In a final set of analyses, we constructed modified versions of VGG-19 with increased stride values in the lower layers so that larger receptive fields would be acquired from supervised training on object classification. These modified versions of VGG-19 attained their highest level of V1 predictivity at an earlier processing stage than that of the original VGG-19 model (i.e., conv3_1). Thus, manipulations of CNN receptive field size and stimulus input size can both cause systematic shifts in the CNN layer that best predicts neuronal responses in early visual areas, with the best performance typically observed in a CNN layer with receptive fields that are modestly smaller than the input images used to evoke model responses.

In addition to our evaluation of CNN models, we compared different versions of a Gabor wavelet pyramid model to gain a better understanding of the non-linear tuning properties of V1 neurons.
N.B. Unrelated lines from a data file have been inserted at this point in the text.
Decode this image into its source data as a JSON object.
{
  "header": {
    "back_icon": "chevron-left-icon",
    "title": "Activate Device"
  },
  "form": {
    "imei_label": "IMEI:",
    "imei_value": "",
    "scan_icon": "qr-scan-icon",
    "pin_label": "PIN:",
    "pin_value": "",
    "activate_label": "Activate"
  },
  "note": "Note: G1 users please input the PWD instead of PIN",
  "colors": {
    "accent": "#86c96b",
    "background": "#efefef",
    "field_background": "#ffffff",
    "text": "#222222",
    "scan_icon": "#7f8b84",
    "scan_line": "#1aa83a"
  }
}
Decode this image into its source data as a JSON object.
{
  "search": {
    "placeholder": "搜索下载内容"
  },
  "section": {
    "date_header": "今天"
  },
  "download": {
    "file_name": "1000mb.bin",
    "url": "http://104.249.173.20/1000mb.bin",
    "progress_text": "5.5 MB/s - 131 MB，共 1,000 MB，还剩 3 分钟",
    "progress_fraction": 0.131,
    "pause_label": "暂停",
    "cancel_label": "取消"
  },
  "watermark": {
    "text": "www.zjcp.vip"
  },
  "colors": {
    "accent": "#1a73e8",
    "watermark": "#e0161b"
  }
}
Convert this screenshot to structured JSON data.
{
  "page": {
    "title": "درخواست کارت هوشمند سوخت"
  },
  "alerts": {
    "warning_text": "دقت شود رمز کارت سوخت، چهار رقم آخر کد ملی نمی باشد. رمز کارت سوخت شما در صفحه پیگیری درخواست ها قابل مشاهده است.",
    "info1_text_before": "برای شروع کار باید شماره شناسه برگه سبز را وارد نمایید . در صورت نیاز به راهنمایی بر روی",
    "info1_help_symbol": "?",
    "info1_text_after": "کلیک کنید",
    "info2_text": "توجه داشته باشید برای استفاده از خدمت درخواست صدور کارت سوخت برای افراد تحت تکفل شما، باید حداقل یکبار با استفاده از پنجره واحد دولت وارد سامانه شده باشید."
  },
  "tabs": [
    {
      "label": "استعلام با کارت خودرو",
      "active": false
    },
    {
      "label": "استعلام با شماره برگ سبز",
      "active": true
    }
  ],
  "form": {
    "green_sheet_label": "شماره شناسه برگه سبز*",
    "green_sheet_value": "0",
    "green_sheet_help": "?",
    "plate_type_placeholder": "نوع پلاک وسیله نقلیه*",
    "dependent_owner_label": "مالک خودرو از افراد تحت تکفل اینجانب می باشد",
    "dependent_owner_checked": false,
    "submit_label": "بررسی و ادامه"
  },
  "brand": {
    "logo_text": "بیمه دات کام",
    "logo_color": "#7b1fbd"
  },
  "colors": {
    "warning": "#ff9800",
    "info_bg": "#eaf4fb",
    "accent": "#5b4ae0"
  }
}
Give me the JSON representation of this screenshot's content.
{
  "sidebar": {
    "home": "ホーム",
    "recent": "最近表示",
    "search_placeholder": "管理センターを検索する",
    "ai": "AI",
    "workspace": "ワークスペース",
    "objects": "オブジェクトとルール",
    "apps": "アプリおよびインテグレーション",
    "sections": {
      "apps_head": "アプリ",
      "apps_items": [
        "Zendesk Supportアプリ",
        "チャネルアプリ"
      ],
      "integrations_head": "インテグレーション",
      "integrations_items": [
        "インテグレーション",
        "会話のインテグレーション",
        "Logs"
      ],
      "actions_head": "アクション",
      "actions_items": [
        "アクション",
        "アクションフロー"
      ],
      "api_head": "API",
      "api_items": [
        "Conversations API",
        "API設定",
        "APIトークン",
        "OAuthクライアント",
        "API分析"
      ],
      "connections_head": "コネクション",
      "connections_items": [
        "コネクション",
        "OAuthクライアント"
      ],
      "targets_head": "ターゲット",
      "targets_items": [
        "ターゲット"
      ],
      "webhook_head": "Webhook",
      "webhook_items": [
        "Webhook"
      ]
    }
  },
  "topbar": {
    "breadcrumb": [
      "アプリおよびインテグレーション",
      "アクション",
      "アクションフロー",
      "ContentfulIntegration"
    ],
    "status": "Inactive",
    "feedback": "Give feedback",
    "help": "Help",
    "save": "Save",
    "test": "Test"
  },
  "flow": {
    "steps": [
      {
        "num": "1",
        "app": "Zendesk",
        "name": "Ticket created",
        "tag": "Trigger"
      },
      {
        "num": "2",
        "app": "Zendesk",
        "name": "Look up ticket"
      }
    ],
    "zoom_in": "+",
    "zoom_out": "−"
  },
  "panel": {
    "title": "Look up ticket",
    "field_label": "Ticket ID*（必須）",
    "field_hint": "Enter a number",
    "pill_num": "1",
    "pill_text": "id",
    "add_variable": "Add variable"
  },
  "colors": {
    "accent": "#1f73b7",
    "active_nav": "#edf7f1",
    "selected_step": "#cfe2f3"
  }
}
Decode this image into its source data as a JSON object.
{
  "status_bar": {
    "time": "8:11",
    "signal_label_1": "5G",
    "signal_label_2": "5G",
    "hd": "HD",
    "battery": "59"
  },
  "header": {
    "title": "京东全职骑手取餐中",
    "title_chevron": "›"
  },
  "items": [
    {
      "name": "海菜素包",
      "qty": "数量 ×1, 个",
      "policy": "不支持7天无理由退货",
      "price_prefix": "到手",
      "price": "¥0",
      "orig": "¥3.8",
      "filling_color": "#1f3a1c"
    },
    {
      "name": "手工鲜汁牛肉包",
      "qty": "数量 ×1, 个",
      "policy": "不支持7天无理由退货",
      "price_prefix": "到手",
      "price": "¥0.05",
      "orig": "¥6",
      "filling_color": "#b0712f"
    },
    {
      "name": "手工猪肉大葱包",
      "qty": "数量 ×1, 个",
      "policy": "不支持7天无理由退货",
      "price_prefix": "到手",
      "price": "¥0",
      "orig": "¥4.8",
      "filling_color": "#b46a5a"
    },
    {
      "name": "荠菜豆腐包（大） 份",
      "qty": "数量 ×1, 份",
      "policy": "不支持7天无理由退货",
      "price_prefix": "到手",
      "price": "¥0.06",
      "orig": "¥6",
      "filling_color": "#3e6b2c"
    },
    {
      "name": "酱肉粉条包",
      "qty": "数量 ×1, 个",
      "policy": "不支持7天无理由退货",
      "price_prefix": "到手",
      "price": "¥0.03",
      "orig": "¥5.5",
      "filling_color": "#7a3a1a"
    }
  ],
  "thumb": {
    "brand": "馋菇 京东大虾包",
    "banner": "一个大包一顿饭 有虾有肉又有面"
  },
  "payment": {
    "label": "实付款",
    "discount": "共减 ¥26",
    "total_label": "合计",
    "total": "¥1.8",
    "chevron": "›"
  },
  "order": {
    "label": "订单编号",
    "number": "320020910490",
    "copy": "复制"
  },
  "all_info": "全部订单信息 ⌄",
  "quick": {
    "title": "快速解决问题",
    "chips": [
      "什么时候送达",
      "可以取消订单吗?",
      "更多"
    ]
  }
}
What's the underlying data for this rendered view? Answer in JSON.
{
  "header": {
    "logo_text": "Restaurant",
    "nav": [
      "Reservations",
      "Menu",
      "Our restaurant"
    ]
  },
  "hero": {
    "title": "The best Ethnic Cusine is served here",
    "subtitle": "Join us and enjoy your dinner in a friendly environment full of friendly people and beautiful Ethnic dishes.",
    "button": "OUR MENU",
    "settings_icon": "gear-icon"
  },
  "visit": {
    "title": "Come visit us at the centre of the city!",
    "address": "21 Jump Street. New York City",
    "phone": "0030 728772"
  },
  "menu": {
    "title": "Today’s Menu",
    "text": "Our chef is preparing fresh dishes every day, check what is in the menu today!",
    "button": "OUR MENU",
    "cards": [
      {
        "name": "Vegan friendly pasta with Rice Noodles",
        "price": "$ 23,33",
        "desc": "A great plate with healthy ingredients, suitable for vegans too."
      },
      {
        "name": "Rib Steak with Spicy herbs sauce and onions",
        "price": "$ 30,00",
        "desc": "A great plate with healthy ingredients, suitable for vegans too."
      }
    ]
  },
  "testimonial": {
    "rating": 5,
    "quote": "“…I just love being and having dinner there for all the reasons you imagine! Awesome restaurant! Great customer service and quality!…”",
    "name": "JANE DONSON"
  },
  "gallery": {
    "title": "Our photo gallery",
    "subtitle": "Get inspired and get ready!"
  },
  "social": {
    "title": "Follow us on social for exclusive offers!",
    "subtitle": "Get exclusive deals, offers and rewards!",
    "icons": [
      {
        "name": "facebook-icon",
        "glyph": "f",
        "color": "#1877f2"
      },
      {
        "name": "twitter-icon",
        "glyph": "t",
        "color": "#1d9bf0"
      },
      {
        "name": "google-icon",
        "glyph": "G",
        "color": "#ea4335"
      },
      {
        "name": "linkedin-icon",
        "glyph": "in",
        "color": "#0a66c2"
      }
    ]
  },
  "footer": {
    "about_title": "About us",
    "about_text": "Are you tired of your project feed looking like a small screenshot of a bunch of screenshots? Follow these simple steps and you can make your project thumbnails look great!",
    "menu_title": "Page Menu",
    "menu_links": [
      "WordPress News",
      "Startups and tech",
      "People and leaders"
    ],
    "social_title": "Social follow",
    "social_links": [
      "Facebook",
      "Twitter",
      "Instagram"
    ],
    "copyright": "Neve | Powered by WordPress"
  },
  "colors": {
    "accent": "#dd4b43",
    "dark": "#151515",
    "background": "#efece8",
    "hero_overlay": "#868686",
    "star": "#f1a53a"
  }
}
Although the basic Gabor pyramid model was not able to attain the predictive accuracy of the best-performing layer of AlexNet or VGG-19, its performance was still quite high despite the model’s simplicity. First, we confirmed that V1 neurons showed evidence of contrast saturation in their responses to the complex natural and synthetic images, consistent with previous work that tested simpler stimuli (Albrecht & Geisler, 1991; Boynton et al., 1999; Ohzawa et al., 1985; Sclar et al., 1990; Skottun et al., 1991; Tong et al., 2012). Next, we tested for potential effects of cross-orientation inhibition and surround suppression by incorporating various types of divisive normalization (Carandini & Heeger, 2012) into our Gabor pyramid model. We found clear evidence indicating that divisive normalization from neighboring local units (irrespective of orientation) led to better predictions of V1 responses. Also, if we did not presuppose a separate mechanism to mediate contrast saturation, we found that better model performance arose by incorporating mechanisms of cross-orientation inhibition and orientation-tuned surround suppression into our V1 Gabor models. These findings indicate that the effects of surround suppression in V1 are pervasive enough to be detected when evaluated using an arbitrarily selected set of complex natural images. That said, the use of artificial images such as sinewave gratings may be more effective for generating tailored stimuli to test specific hypotheses about the response properties of V1 (Rust et al., 2005), including the nature of excitatory center / suppressive surround interactions (Mely et al., 2018).

To provide a full evaluation of the complexity of neuronal tuning in V1, it is necessary to consider both simple and more complex computational models. CNNs can be very informative in this regard as they are designed to simulate the feedforward operations of the visual system. Also, CNNs learn useful statistical properties from natural images and moreover, a single network will acquire multi-level representations of varying complexity that can be used to assess neuronal complexity. However, as we show here, it is critically important to consider the impact of other correlated variables such as unit receptive field size when one uses CNNs to evaluate the complexity of neuronal tuning. We conclude that at least during the first wave of feedforward processing, V1 neuronal responses are well described by simple linear filters followed by only a few non-linear operations.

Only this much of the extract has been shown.